Treatment of HRE cells with LM11A-31 prevented proNGF-mediated cell permeability (Fig. 5), confirming the barrier-preserving function of modulating p75NTR activity that we observed in vivo (Fig. 3). p75NTR signals via intramembrane proteolysis to release its intracellular domain, which can recruit various adaptor proteins including RhoA [13]. The activation of RhoA in response to proNGF/p75NTR has been well documented in neurons [43]. Prior studies demonstrated the mechanisms through which p75NTR regulates RhoA kinase activation [28, 44]. Our results showed that treatment with LM11A-31 reduced activation of RhoA in vivo (induced by 6 weeks of diabetes in mice; Fig. 6a) and in vitro (induced by proNGF in HRE cells; Fig. 6b). In support, modulation of p75NTR using LM11A-31 significantly lowered the amount of GTP-bound RhoA in rat cortical neurons [45]. Moreover, proNGF-mediated cell permeability was attenuated by using Y-26723, a Rho kinase inhibitor (Fig. 7a, b). These results suggest that RhoA is a primary downstream target in vascular permeability observed in response to proNGF or diabetes.
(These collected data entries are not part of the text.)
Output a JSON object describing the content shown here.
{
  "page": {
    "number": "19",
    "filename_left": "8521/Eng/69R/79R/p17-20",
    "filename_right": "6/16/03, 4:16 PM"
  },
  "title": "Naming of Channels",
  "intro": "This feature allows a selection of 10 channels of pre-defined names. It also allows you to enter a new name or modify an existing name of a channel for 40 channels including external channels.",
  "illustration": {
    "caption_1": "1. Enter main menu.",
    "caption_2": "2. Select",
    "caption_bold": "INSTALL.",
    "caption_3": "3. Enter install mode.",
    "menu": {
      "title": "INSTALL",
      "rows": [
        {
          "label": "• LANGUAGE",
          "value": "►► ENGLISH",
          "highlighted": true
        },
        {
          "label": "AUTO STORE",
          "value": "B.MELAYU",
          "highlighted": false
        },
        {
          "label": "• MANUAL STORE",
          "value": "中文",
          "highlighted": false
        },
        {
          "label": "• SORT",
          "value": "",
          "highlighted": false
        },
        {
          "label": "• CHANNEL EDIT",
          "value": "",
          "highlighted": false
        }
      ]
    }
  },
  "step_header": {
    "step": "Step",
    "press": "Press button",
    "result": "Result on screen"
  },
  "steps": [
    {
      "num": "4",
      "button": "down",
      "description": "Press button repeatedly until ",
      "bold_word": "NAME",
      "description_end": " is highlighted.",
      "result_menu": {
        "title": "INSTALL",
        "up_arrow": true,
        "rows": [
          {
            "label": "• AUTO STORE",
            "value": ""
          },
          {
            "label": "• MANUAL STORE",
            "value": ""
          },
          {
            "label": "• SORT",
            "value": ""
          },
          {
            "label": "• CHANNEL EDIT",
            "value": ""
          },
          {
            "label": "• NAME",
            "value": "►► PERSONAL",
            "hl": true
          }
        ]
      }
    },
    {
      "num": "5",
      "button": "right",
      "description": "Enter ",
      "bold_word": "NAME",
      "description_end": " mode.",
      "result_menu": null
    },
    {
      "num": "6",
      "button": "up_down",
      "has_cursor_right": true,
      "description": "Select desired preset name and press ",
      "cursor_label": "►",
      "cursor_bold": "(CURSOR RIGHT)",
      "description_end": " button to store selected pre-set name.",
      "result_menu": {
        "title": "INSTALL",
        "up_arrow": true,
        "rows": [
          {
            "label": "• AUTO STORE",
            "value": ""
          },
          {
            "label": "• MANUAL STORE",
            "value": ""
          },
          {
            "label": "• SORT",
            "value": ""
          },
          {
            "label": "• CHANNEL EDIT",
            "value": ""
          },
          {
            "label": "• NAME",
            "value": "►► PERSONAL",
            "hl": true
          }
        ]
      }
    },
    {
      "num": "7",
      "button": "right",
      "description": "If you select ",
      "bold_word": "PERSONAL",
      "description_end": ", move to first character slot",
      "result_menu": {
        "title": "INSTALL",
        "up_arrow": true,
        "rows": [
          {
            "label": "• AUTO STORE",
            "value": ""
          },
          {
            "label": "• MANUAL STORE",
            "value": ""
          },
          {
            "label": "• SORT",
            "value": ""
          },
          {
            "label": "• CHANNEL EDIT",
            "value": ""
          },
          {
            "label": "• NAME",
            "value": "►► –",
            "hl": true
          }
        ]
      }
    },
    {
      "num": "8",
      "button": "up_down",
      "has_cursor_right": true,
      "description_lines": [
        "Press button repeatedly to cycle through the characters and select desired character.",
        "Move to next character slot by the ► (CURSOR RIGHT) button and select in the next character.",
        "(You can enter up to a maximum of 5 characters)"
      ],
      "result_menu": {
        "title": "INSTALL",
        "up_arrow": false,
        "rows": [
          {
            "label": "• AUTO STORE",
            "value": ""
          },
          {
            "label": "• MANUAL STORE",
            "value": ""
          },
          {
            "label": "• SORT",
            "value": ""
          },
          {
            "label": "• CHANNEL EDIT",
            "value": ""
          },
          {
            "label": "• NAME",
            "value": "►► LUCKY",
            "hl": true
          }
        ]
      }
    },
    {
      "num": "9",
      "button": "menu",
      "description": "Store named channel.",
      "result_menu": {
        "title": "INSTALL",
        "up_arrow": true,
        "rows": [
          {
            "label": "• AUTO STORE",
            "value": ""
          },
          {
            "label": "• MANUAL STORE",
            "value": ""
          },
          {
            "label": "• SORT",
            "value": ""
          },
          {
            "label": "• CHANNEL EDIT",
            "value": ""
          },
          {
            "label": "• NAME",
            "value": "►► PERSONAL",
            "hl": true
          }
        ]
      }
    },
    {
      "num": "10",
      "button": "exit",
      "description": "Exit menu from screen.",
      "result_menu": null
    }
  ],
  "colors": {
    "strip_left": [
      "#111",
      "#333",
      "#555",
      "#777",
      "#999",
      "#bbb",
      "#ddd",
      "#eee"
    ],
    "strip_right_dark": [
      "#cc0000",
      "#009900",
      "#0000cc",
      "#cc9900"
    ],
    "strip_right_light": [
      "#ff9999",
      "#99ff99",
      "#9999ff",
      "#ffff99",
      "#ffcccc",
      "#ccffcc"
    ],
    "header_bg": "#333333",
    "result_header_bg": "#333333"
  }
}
Rho GTPases, particularly RhoA, RAC-1 and CDC42, are implicated in cytoskeleton regulation and cell permeability with the subsequent involvement of the tight junction proteins ZO-1 and occludin linked to the actin cytoskeleton (reviewed in [46]). Of note, diabetes triggered activation of RhoA (Fig. 6) and RAC-1 (ESM Fig. 2), an effect that was blocked by treatment with LM11A-31. It has been shown that the Rho kinase-dependent reorganisation and accumulation of actin stress fibres occur along small focal adhesion-like structures located at the centre of endothelial cells. Our results showed that proNGF-mediated cell permeability coincided with decrease in tight junction proteins such as ZO-1 and claudin-5 (Fig. 4) and redistribution of ZO-1 and F-actin microfilaments (Fig. 8). In support, prior studies showed that endothelial permeability involves re-localisation of occludin and scaffold protein ZO-1 at tight junctions and also decreasing expression levels of occludin [46]. We also examined the phosphorylation of occludin at S490, which is required for occludin ubiquitination, endocytosis and endothelial permeability [47, 48]. Treatment of HRE cells with proNGF triggered occludin phosphorylation at serine 490; this was mitigated by pharmacological modulation of p75NTR (Fig. 8), suggesting that p75NTR signalling is a potential underlying player regulating alteration in tight junction proteins and subsequent increased vascular permeability.

In conclusion, the mechanism through which LM11A-31 preserves BRB integrity involves modulation of the upregulated p75NTR–RhoA kinase pathway as well as the control of paracrine effects of increased VEGF and proinflammatory mediators in the retina and circulation.